RaKUn algorithm

This is the official repository of RaKUn. This keyword detection algorithm exploits graph-based language representations for efficient denoising and keyword detection. Key ideas of RaKUn:

1. Transform texts to graphs
2. Prune graphs based on token similarity (meta vertex introduction)
3. Rank nodes -> keywords

This repo now also includes extensive evaluation functionality, which can be of use to the community.

A note

RaKUn is extremely crude, and thus one of the fastest methods.
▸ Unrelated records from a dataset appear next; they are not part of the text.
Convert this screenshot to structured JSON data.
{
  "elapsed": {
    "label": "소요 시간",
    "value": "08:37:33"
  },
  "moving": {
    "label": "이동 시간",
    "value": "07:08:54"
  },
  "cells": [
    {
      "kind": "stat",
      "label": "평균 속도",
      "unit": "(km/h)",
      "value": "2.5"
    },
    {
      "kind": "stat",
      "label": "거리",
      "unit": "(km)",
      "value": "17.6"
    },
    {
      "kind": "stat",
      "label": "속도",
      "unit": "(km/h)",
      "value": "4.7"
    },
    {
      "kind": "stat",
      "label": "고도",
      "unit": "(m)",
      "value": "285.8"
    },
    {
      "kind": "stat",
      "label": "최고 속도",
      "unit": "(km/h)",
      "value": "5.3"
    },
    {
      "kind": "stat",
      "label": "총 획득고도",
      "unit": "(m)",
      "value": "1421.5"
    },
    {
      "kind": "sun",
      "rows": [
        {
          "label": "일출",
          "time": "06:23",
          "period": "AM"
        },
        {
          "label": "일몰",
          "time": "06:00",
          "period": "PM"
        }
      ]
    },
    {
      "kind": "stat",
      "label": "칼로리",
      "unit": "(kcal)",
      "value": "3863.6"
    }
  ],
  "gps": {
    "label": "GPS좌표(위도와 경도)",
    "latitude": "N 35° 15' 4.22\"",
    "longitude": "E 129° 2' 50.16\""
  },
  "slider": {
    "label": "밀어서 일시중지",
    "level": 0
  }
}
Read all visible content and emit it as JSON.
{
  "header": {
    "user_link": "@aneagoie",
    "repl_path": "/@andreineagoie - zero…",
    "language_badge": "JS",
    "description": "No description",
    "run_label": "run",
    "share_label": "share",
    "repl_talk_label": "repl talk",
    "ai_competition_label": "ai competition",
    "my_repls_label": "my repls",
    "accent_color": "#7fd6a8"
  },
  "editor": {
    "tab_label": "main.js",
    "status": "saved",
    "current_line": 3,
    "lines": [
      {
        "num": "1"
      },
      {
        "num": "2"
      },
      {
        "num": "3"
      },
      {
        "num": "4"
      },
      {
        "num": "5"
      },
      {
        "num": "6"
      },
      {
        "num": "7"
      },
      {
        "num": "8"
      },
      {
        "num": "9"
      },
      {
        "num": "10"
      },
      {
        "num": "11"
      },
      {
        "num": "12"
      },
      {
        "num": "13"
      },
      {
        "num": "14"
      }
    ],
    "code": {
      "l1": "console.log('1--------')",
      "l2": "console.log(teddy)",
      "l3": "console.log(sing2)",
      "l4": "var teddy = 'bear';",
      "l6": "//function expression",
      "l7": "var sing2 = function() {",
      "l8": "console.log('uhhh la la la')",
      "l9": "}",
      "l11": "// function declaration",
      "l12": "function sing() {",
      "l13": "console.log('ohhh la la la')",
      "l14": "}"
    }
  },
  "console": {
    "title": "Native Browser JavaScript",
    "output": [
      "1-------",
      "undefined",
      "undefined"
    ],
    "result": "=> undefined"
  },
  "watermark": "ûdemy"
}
To achieve sota performance, grid search across the hyperparameter space is suggested, as the parameters can vary a lot w.r.t. domain of the application.

The core functionality

Packed as a Python library, it can be installed via:

pip3 install mrakun

or

python3 setup.py install

Requirements

To install the required libraries, we suggest:

pip3 install -r requirements.txt

For visualization, one also needs Py3plex library (>=0.66). (pip3 install py3plex)

Tests

To test whether the core functionality is ok, you can run

python3 -m pytest tests/test_core_functionality.py

Note that you need Py3plex library for both tests to pass!

Usage with editdistance

Using RaKUn is simple! Simply call the main detector method with optional arguments (as described in the paper)

Let's as the first example consider a text block from the Wiki about Brexit.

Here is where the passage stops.